By Ginna Parsons
FULTON – Not everyone can say they’ve cooked alongside Julia Child or taught Emeril Lagasse a basic cooking class.
Don Carlson’s done both.
The 65-year-old New England native led an interesting and colorful life before retiring in June 2013 and moving to Midway Marina where he lives on a houseboat with his fiancee, Betty.
Carlson grew up in a small town in Rhode Island – Wickford – around boats. His dad was a quahog, or clam, fisherman. Maybe it was nostalgia that drew him to Fulton for the last chapter of his life.
“I moved here because I wanted to be near water in a small town and I wanted to get where it was warm,” Carlson said. “About six years ago, my brother and I went to three different states – Kentucky, Mississippi and Tennessee – and visited marinas. I chose this one because it was quiet – more for old farts like us – and it’s close to town. Many marinas are an hour away from town.”
The slower pace suits Carlson, who has spent the past 37 years teaching culinary classes to more than 6,000 students. But that wasn’t always his plan.
After high school, he was drafted into the U.S. Army.
“I became an Army cook,” he said. “The Army is great in how they give you authority and responsibility if they think you can handle it. I was very driven. I had a knack for being able to take charge, make things happen. I ended up running the mess hall at Camp Casey in Korea at 20 years old.”
After Korea, Carlson went to culinary school on the G.I. Bill, and not just any culinary school. He attended the Culinary Institute of America in Hyde Park, N.Y., which was the only one in America at that time. He graduated in 1973 and opened his first restaurant.
“I worked for so many chefs who taught me what not to be – screamers and swearers and throwers,” he said. “I ran a strict kitchen but the atmosphere was different. No fighting, no swearing. If I had two cooks who couldn’t get along, I’d fire them both. I can’t stand aggravation of any type. I like harmony.”
From there he taught culinary classes for five years at Johnson & Wales University in Providence, R.I., and for six years at Newbury College in Brookline, Mass.
And then Northern Arizona University came calling.
“They wanted to start a culinary program and so I was the first instructor in that program,” he said. “At the time, I was the only chef employed by the state of Arizona.”
Chef Carlson – or just Chef, as he was called – taught at NAU for 25 years and helped build the culinary school into a successful program. He was twice named Teacher of the Year while there.

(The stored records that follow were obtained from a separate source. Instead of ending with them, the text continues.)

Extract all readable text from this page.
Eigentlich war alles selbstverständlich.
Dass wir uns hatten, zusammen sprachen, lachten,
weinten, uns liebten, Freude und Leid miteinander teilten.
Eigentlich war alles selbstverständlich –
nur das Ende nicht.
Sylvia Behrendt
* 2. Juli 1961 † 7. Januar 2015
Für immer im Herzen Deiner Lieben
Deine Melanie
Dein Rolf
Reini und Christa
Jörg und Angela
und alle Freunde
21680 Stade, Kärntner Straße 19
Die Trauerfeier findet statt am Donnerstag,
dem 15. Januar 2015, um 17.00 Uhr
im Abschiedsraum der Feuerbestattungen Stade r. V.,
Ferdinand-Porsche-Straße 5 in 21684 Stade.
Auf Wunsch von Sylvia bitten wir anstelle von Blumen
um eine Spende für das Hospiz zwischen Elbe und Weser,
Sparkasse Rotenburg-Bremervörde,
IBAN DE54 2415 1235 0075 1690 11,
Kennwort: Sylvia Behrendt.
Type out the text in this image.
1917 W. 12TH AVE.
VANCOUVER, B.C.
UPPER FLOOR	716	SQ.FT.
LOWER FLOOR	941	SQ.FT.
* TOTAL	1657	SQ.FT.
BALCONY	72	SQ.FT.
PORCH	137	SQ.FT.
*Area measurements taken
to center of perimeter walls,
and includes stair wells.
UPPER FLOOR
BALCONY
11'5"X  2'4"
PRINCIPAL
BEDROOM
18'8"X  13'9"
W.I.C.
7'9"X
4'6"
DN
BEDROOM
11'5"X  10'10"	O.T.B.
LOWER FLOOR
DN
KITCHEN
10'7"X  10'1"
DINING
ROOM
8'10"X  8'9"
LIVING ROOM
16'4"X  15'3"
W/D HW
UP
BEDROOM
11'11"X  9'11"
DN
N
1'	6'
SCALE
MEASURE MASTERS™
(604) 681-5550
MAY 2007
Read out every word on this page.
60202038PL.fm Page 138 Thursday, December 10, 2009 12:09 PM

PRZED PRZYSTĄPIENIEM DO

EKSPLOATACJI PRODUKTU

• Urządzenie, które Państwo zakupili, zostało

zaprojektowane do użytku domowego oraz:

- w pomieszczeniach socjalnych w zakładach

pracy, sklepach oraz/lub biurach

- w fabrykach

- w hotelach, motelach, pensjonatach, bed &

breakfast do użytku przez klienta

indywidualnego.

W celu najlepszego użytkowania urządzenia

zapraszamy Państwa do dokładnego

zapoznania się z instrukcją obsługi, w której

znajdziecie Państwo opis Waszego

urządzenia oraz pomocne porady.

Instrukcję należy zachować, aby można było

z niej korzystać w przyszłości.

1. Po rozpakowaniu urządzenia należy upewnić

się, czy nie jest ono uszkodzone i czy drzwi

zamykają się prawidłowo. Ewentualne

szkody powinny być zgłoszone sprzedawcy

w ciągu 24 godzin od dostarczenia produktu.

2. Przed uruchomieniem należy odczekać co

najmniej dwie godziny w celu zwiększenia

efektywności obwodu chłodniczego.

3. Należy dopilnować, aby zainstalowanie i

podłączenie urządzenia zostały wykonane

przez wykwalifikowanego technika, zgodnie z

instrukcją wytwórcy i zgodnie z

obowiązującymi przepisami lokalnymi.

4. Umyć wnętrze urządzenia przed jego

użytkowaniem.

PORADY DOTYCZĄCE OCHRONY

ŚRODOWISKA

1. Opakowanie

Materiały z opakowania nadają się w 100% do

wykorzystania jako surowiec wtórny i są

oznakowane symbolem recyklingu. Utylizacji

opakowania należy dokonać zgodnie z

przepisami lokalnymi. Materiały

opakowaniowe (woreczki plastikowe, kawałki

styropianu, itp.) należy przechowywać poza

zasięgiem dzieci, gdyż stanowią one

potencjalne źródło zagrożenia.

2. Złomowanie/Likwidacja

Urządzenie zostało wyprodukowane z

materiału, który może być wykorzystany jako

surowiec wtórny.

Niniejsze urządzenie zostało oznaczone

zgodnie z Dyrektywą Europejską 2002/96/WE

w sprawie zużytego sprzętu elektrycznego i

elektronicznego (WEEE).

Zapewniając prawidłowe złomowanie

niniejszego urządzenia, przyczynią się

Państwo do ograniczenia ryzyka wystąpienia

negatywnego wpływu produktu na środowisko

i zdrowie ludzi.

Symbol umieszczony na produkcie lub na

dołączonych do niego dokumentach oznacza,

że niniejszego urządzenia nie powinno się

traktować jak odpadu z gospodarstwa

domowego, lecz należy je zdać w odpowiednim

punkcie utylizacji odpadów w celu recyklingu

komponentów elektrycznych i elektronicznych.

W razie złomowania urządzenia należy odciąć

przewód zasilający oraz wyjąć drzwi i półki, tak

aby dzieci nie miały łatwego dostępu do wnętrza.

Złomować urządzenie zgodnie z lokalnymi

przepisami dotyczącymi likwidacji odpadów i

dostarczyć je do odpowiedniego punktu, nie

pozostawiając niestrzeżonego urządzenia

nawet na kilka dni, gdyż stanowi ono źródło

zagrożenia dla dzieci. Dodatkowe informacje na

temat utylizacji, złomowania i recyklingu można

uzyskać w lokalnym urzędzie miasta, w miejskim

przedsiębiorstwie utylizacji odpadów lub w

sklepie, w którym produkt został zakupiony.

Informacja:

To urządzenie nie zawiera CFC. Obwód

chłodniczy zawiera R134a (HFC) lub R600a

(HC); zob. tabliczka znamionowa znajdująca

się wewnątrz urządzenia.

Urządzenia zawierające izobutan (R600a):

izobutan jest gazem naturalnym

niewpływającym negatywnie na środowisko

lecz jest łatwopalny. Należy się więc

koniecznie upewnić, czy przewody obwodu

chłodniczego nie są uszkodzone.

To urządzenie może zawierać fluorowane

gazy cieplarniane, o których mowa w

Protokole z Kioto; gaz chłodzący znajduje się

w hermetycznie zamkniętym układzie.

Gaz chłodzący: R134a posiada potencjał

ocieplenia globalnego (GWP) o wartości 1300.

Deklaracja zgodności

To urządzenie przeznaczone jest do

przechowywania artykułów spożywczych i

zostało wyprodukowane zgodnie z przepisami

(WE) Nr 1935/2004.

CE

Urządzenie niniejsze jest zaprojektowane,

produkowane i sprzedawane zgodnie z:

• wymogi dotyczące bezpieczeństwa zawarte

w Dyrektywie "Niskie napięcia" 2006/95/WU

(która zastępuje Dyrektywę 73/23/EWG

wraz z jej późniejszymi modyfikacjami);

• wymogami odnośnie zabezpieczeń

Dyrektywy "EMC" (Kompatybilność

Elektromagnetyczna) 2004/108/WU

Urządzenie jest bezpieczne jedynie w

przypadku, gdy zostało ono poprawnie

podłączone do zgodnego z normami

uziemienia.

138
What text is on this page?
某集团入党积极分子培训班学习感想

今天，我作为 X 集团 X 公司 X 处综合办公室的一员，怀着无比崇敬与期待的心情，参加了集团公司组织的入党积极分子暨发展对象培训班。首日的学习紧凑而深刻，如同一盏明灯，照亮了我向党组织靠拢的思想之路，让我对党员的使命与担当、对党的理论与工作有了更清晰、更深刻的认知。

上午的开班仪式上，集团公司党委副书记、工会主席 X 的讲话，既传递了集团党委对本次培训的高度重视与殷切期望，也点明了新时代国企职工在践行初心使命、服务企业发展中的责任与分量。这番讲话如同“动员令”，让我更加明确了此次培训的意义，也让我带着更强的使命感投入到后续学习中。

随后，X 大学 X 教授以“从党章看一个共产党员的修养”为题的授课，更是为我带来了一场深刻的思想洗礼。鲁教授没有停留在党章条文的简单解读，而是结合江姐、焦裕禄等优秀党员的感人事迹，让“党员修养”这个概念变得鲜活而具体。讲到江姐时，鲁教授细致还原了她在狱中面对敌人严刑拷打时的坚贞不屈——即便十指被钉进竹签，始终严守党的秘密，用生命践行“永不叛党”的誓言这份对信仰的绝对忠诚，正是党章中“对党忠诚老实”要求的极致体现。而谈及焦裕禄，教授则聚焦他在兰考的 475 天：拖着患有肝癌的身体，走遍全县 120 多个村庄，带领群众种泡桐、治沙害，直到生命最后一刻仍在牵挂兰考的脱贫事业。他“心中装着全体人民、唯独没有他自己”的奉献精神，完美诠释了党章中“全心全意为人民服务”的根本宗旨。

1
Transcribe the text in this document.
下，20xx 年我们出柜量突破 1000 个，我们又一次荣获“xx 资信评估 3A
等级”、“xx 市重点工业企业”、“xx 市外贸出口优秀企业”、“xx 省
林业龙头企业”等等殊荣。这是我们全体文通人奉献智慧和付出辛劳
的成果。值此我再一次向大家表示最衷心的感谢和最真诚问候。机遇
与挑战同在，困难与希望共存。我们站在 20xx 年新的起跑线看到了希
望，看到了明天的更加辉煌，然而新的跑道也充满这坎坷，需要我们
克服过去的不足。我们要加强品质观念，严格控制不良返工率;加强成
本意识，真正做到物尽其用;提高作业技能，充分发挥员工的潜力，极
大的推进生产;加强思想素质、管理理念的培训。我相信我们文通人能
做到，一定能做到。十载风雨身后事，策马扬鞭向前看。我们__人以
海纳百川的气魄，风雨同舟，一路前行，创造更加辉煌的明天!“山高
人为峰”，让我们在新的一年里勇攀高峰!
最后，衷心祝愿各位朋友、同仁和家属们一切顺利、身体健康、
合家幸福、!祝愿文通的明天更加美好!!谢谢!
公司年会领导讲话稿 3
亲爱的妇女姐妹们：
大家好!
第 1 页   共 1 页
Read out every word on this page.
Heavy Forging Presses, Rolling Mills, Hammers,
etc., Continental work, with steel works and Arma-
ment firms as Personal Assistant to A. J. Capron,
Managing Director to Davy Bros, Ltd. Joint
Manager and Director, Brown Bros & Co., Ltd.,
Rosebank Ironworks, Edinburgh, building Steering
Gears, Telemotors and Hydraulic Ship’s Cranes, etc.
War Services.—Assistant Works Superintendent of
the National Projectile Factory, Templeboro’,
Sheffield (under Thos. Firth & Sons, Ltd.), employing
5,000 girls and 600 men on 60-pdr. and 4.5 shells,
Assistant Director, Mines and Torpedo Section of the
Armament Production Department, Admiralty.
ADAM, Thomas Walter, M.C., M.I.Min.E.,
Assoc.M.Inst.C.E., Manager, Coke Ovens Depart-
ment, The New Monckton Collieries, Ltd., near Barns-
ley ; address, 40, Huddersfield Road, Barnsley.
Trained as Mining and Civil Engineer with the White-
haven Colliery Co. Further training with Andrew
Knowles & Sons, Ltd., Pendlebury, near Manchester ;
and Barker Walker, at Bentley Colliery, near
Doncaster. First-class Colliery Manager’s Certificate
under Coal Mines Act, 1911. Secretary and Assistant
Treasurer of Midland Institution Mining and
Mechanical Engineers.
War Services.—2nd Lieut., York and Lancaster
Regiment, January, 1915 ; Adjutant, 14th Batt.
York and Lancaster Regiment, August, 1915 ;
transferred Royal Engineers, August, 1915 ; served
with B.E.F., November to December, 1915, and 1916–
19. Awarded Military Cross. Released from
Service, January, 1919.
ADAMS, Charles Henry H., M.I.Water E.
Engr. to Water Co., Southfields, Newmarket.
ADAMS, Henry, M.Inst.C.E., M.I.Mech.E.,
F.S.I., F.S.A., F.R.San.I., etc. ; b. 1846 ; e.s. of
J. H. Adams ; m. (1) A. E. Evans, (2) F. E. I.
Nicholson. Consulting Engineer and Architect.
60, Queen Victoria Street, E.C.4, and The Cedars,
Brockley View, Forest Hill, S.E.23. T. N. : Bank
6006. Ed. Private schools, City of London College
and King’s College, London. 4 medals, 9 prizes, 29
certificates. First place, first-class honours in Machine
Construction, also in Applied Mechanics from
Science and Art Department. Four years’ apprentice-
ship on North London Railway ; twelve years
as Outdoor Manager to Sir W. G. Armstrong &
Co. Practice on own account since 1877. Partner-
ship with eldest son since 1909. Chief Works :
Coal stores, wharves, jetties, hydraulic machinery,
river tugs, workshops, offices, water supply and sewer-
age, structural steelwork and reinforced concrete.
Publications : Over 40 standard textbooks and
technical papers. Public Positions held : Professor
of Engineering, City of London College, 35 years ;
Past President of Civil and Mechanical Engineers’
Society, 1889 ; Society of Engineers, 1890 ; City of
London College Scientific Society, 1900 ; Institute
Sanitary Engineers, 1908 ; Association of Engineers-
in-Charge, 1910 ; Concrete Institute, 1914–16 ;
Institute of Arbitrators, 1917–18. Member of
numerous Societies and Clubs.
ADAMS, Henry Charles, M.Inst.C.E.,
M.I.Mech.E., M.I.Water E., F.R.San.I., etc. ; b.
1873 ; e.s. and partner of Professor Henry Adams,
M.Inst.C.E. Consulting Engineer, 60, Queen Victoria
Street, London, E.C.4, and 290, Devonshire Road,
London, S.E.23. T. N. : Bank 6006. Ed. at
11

“In my younger years, I regretted trading the kitchen for the classroom,” he said, “but not as I got older. Everybody thinks being a chef is glamorous, but it’s not until you get way up there.”
Julia and Emeril
Along the way, he met a few famous faces.
Carlson was one of the founding faculty at Newbury College, where there was a two-year culinary program.
“At the end of the second year, we asked Julia Child if she would consider speaking at the graduation ceremony,” he said. “She graciously accepted. Afterward, we had to wine and dine her. She came and spoke a second time at graduation, and we wined and dined her again.”
After the third time, Child invited the small faculty from Newbury to her small home in nearby Cambridge, Mass., for dinner.
“I actually cooked in her kitchen with her,” he said. “It was slam, bam – we were bumping into each other, and she was a big girl, too. I ended up going to her home on three different occasions to cook with her. Julia was passionate about food. That’s what I learned from her. She was the kind of person who would say, ‘That salmon gave its life for you. Treat it right.’ She never thought of herself as a chef. She considered herself a culinarian.”
At Johnson & Wales, Carlson taught a core class – one of the basic classes every culinary student has to take.
“About 20 years later, I was reading an article and I saw that Emeril Lagasse was in my core class,” Carlson said. “I don’t really remember him. But I wish I’d kept my gradebook to see what kind of grade he received.”
Today, Chef Carlson is happy to spend his time on the Dream Weaver, a 65-foot-long Stardust Cruiser that has three bedrooms and two baths.
“The only difference between this and a house is there’s a steering wheel in the living room,” he said.
You wouldn’t know it to look at him now, but for most of Carlson’s life, he was clean-shaven and wore his hair short in a military “high and tight.”
“I stopped cutting my hair and shaving in June when I retired,” he said. “I don’t know where I’m going with it.”
He and Betty, who plan to be married next month on the boat, spend their days quietly now, although he still cooks all their meals.
“We make simple stuff now,” he said. “Tonight we’re having sauerkraut and hotdogs. We can’t afford to eat the way I learned to cook.”
As for his 37 years of teaching students to cook, Carlson said he might have stayed a bit longer if technology hadn’t crept in so quickly.
“More and more technology was getting into the business and that was kind of frightening. I’m from a generation who didn’t grow up with a computer or even a calculator. In the classroom there were no more chalkboards or even whiteboards. It’s all PowerPoint now,” he said. “I thought it was time to leave it to the younger ones.”